Chris McMahon’s annual financial checklist

moneyUSA Today: ‘Doing an annual financial checkup can help you save‘ by Adam Shell Nov. 1, 2015

If there’s one lesson from this year’s wild ride on Wall Street, it’s this: Stuff happens, and it’s better to have a plan in place before unexpected events turn your financial life upside down.

Thanksgiving is right around the corner and the hectic holiday season is coming soon, so there’s no better time to get your money matters in order and nail down a 2016 game plan.

“Now’s the time,” says Chris McMahon, president and CEO of Pittsburgh-based McMahon Financial Advisors. “Things get too hectic around the holidays, and it’s tough to review financial things in detail.”

Money stuff you need to address includes your investment portfolio, debt load, retirement savings and insurance needs.

Here’s a checklist of what your annual financial checkup should include:

  1. Do a “risk tolerance” profile. Were you a basket case when the stock market cratered this summer, suffering its first 10%-plus drop in four years? If so, your portfolio might be too risky for you. The fix: “Perform a personal stress test to determine if you can stomach, say, a 25% loss in your portfolio,” McMahon says.
  2. Rebalance your portfolio. Is your mix of stocks, bonds and cash out of whack? Now’s the time to make sure you have the proper helpings of stocks and other financial assets, says Nancy Coutu, co-founder of Money Managers Financial Group, a financial planning firm based in Oak Brook, Ill. The fix: “Rebalance and get back to your allocation,” Coutu says.
  3. Conduct a “debt inventory.” If you owe too much money, map out a plan to pay down debt. “Debt can creep up on you,” McMahon says. The fix: “Develop a debt elimination strategy,” he says.
  4. Bolster retirement savings. Nurture your nest egg, Coutu advises. The fix: Take advantage of a Roth individual retirement account, she says. Roth IRAs, while funded with post-tax income, don’t tax gains. Coutu’s recommendation: Fund your 401(k) first, but only up to the amount needed to get all of your company’s match. Next, fund your Roth IRA. If any funds are still available to save, direct those dollars into your 401(k), which is funded with pre-tax income but is subject to taxes on gains. “Most savers contribute the maximum to their 401(k)s and forget to contribute to Roth IRAs,” Coutu says.
  5. Grade your kid’s college fund. Buying and forgetting 529 college investment savings plans isn’t an A+ strategy, McMahon says. Why? If your kid is within a year or two of college and the 529 plan is 100% in stocks, a market downturn could erase savings at precisely the wrong time. The fix: “Check how 529s are invested and whether it’s appropriate,” McMahon says. If the 529 plan is too stock heavy, pare risk back by shifting to more cash and bonds.

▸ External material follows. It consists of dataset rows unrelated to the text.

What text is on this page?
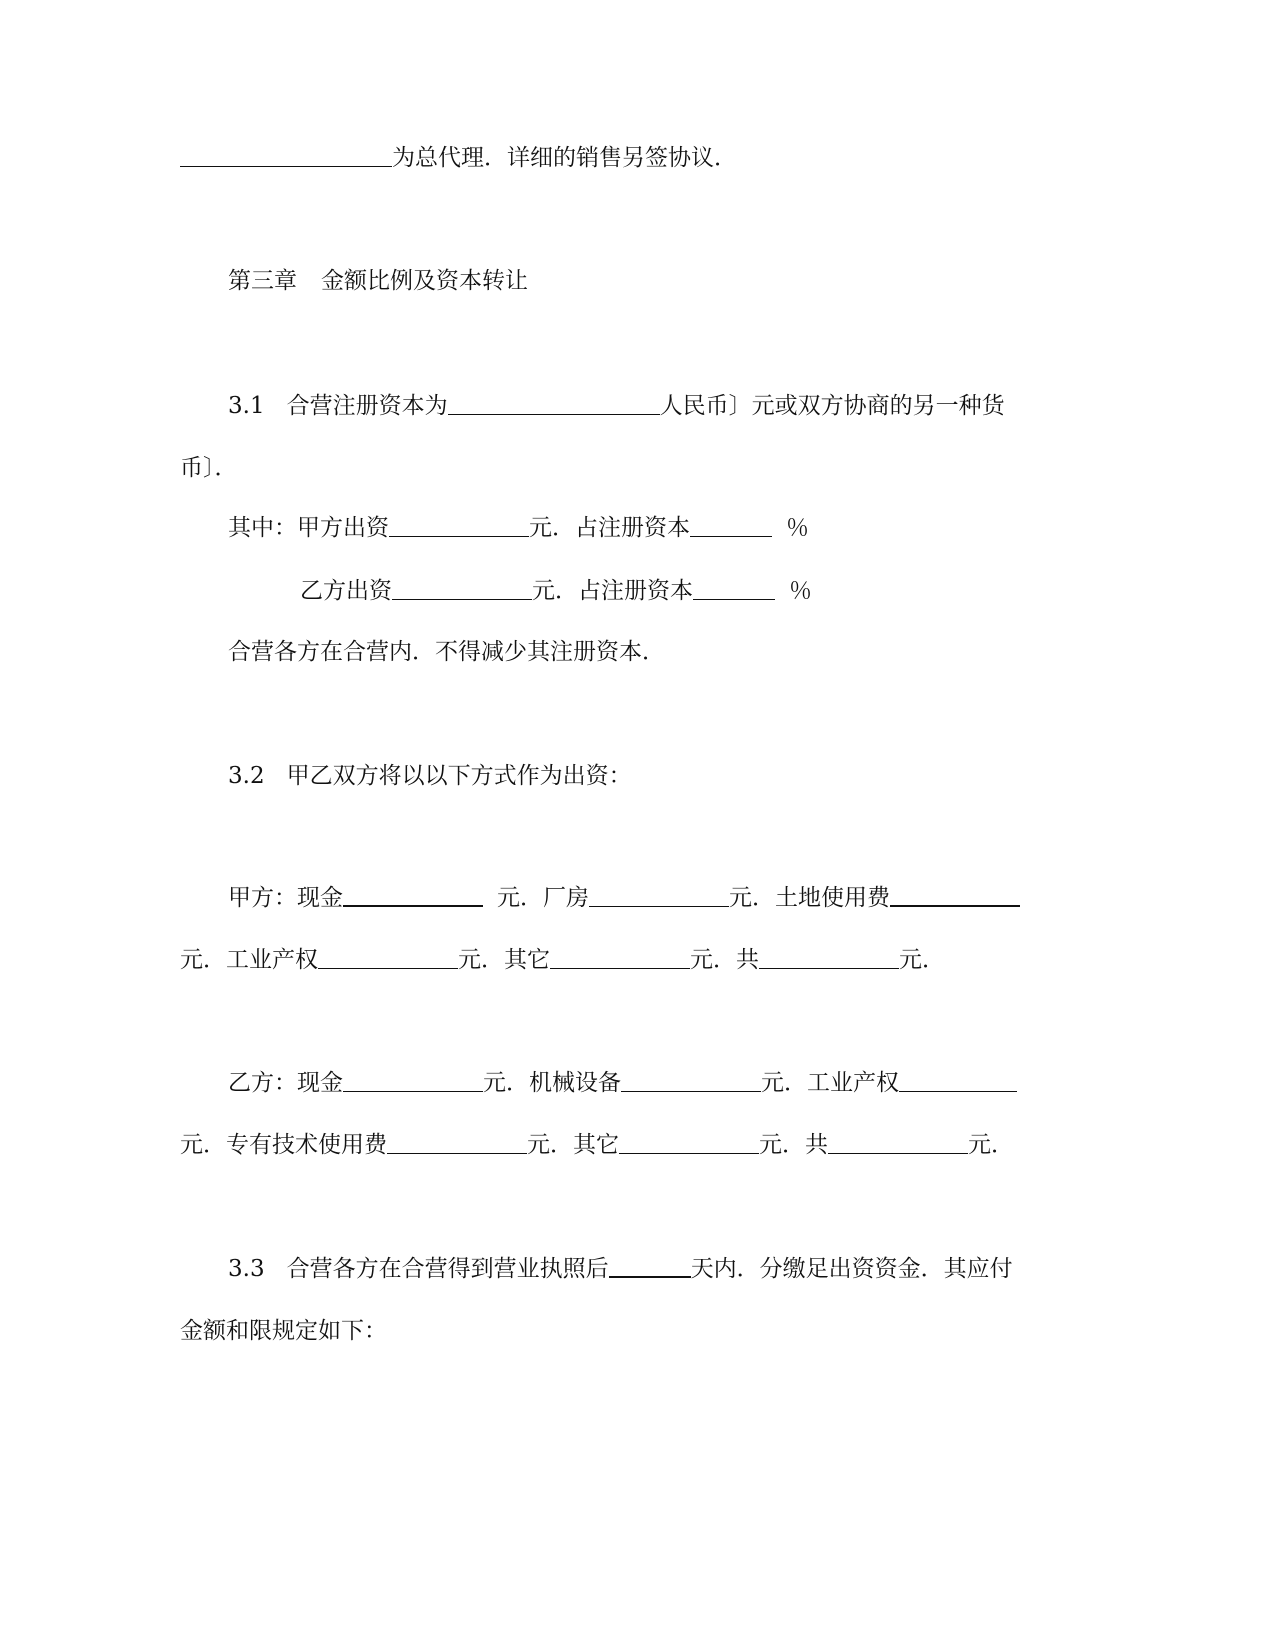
为总代理．详细的销售另签协议．
第三章 金额比例及资本转让
3.1 合营注册资本为	人民币〕元或双方协商的另一种货
币〕．
其中：甲方出资	元．占注册资本	％
乙方出资	元．占注册资本	％
合营各方在合营内．不得减少其注册资本．
3.2 甲乙双方将以以下方式作为出资：
甲方：现金	元．厂房	元．土地使用费
元．工业产权	元．其它	元．共	元．
乙方：现金	元．机械设备	元．工业产权
元．专有技术使用费	元．其它	元．共	元．
3.3 合营各方在合营得到营业执照后	天内．分缴足出资资金．其应付
金额和限规定如下：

Other financial moves to consider: Dust off the résumé so you can react quickly to a job loss. Make sure you’re properly insured. Shop around for the best health care plan. And make sure you have an emergency fund equivalent to, say, roughly six months of expenses.

“Financial housekeeping and planning now can be the difference between having a successful retirement or not,” McMahon says.